Leaving postcodes behind, let’s take a look at how prefix matching can help with full-text queries. Users have become accustomed to seeing search results before they have finished typing their query—so-called instant search, or search-as-you-type. Not only do users receive their search results in less time, but we can guide them toward results that actually exist in our index.
For instance, if a user types in johnnie walker bl
, we would like to show results for Johnnie Walker Black Label and Johnnie Walker Blue
Label before they can finish typing their query.
As always, there are more ways than one to skin a cat! We will start by looking at the way that is simplest to implement. You don’t need to prepare your data in any way; you can implement search-as-you-type at query time on any full-text field.
In [phrase-matching], we introduced the match_phrase
query, which matches
all the specified words in the same positions relative to each other. For-query time search-as-you-type, we can use a specialization of this query,
called the match_phrase_prefix
query:
{
"match_phrase_prefix" : {
"brand" : "johnnie walker bl"
}
}
This query behaves in the same way as the match_phrase
query, except that it
treats the last word in the query string as a prefix. In other words, the
preceding example would look for the following:
-
johnnie
-
Followed by
walker
-
Followed by words beginning with
bl
If you were to run this query through the validate-query
API, it would
produce this explanation:
"johnnie walker bl*"
Like the match_phrase
query, it accepts a slop
parameter (see [slop]) to
make the word order and relative positions somewhat less rigid:
{
"match_phrase_prefix" : {
"brand" : {
"query": "walker johnnie bl", (1)
"slop": 10
}
}
}
-
Even though the words are in the wrong order, the query still matches because we have set a high enough
slop
value to allow some flexibility in word positions.
However, it is always only the last word in the query string that is treated as a prefix.
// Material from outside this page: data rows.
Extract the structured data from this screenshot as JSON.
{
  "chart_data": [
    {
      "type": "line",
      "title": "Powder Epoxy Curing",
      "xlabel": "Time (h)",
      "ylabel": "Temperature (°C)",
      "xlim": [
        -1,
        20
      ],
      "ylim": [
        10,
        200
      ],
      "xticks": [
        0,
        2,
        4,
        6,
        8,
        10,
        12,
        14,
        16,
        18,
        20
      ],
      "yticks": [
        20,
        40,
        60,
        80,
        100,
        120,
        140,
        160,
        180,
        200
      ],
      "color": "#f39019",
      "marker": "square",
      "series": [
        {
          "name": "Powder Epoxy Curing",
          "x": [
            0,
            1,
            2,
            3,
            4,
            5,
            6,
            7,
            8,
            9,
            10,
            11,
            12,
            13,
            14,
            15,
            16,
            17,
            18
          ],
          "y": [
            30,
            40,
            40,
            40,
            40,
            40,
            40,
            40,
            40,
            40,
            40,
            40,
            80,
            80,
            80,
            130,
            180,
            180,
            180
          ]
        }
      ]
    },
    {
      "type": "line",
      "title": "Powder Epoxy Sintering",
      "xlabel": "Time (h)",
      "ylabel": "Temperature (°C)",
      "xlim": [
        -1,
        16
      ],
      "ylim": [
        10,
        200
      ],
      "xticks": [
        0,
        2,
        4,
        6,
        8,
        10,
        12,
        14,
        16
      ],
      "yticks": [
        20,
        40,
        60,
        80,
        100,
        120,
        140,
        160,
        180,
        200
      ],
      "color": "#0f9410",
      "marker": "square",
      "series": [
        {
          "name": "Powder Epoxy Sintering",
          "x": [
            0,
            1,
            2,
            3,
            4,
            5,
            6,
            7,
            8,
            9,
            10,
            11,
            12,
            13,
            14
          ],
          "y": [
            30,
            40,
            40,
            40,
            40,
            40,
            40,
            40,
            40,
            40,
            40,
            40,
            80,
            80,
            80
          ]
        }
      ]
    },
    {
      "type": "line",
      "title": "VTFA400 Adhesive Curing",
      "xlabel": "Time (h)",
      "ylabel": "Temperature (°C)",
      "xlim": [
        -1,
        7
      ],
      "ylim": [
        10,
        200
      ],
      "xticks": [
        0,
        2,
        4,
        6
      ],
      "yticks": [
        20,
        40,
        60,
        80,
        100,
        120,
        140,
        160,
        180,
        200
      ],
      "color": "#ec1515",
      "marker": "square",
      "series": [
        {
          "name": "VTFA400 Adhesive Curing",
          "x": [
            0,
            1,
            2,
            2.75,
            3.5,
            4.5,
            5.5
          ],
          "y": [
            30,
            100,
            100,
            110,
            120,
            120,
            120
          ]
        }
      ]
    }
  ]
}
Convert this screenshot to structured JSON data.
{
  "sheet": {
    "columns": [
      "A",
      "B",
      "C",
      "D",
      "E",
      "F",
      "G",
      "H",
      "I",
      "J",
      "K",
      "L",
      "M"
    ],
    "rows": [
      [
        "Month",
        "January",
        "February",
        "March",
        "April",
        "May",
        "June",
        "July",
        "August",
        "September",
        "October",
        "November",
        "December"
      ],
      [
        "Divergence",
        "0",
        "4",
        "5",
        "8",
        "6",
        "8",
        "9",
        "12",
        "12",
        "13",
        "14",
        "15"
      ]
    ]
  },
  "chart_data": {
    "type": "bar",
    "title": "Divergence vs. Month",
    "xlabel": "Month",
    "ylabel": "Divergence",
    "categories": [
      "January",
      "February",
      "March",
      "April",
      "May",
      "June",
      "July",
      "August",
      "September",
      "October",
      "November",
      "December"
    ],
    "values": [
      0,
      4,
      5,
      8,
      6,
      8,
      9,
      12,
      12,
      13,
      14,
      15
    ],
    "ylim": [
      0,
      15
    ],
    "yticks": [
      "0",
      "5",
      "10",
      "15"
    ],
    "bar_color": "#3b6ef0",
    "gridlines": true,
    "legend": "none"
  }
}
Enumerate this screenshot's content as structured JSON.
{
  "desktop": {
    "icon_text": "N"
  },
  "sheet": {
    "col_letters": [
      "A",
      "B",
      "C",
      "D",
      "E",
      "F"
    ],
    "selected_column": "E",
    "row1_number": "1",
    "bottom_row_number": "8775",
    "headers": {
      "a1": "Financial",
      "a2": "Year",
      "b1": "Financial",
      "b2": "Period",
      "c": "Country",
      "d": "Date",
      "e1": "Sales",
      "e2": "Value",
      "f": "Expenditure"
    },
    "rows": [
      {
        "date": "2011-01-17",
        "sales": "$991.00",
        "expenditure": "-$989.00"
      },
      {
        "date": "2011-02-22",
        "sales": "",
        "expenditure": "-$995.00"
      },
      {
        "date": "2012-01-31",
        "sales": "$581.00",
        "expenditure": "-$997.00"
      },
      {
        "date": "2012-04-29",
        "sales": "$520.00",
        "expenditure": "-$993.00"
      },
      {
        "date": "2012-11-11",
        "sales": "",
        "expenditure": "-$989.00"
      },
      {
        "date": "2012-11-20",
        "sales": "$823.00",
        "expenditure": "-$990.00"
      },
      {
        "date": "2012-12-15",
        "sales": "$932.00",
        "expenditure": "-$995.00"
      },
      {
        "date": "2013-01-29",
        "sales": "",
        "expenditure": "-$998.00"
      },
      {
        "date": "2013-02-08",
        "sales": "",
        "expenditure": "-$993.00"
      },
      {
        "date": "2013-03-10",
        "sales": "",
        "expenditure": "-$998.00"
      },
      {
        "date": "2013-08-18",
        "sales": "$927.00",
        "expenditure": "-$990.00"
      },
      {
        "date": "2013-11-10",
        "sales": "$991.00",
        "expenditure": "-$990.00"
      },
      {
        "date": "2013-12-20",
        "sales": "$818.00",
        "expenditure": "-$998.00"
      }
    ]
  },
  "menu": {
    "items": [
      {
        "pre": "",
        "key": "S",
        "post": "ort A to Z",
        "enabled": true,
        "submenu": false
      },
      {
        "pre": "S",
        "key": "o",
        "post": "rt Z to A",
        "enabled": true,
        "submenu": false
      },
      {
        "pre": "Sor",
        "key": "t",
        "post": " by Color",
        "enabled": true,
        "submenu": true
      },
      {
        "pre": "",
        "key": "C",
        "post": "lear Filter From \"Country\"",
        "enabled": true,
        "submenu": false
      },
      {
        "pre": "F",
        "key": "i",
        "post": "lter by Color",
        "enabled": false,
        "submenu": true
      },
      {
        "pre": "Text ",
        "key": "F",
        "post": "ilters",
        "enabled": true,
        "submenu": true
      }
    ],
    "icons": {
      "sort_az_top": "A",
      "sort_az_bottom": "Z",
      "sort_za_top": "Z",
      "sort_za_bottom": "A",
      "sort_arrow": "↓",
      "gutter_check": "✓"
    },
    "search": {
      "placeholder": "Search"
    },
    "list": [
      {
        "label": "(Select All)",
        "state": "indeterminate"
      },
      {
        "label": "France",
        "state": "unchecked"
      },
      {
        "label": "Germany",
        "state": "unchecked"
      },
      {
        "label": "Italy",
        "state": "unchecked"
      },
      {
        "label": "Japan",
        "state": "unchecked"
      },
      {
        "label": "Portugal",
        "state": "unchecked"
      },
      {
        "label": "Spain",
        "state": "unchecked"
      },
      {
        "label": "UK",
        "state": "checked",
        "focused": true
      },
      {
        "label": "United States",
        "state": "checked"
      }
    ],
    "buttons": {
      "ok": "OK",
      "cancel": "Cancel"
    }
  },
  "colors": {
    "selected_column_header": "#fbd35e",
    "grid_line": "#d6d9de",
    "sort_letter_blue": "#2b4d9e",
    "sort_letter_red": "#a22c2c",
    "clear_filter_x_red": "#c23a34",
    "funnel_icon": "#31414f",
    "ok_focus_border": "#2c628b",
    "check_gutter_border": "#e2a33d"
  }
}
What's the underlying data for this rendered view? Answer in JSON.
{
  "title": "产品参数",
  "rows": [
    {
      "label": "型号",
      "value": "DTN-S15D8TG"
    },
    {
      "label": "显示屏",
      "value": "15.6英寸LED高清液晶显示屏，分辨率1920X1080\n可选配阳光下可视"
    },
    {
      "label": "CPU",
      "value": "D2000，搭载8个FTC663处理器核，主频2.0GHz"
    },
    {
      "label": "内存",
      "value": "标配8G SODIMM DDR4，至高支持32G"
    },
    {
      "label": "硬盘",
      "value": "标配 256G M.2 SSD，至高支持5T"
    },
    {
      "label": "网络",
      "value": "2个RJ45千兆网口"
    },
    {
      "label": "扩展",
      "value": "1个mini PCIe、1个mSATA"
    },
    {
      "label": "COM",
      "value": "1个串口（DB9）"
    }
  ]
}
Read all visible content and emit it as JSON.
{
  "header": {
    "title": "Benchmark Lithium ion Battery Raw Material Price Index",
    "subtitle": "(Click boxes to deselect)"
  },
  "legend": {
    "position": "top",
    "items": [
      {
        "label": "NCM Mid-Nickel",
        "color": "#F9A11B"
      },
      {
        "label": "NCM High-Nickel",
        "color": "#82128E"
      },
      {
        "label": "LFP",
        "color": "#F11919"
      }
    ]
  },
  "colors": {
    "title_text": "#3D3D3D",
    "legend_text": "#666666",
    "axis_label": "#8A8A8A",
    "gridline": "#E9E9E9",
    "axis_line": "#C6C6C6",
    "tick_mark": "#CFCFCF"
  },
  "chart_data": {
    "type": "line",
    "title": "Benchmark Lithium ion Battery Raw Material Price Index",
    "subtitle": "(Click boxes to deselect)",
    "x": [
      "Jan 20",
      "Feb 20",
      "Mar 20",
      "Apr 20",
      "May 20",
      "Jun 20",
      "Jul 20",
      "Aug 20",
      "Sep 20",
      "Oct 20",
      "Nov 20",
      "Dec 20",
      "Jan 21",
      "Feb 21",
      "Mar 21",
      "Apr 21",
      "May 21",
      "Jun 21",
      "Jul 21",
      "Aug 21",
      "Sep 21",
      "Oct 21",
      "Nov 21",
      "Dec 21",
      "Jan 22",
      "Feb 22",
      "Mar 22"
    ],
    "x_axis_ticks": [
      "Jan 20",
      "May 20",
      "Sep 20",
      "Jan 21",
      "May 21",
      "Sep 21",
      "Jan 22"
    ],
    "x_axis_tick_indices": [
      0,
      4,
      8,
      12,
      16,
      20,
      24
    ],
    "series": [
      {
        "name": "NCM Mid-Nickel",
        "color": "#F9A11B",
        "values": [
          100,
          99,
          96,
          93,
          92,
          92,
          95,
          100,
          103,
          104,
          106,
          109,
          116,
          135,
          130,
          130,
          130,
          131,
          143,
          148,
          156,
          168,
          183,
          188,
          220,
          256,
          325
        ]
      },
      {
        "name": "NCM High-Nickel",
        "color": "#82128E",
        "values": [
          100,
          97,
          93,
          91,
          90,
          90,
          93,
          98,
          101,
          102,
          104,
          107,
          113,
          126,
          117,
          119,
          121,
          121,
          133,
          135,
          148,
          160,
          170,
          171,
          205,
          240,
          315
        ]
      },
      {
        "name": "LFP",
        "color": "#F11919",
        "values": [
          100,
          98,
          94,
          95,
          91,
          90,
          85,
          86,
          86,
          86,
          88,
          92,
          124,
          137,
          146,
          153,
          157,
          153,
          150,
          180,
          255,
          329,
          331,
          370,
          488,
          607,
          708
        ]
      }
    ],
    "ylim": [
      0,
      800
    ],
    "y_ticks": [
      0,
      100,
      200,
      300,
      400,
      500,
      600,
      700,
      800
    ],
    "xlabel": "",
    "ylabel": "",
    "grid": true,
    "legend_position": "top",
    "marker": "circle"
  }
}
Earlier, in [prefix-query], we warned about the perils of the prefix—how
prefix
queries can be resource intensive. The same is true in this
case. A prefix of a
could match hundreds of thousands of terms. Not only
would matching on this many terms be resource intensive, but it would also not be
useful to the user.
We can limit the impact of the prefix expansion by setting max_expansions
to
a reasonable number, such as 50:
{
"match_phrase_prefix" : {
"brand" : {
"query": "johnnie walker bl",
"max_expansions": 50
}
}
}
The max_expansions
parameter controls how many terms the prefix is allowed
to match. It will find the first term starting with bl
and keep collecting
terms (in alphabetical order) until it either runs out of terms with prefix
bl
, or it has more terms than max_expansions
.
Don’t forget that we have to run this query every time the user types another character, so it needs to be fast. If the first set of results isn’t what users are after, they’ll keep typing until they get the results that they want.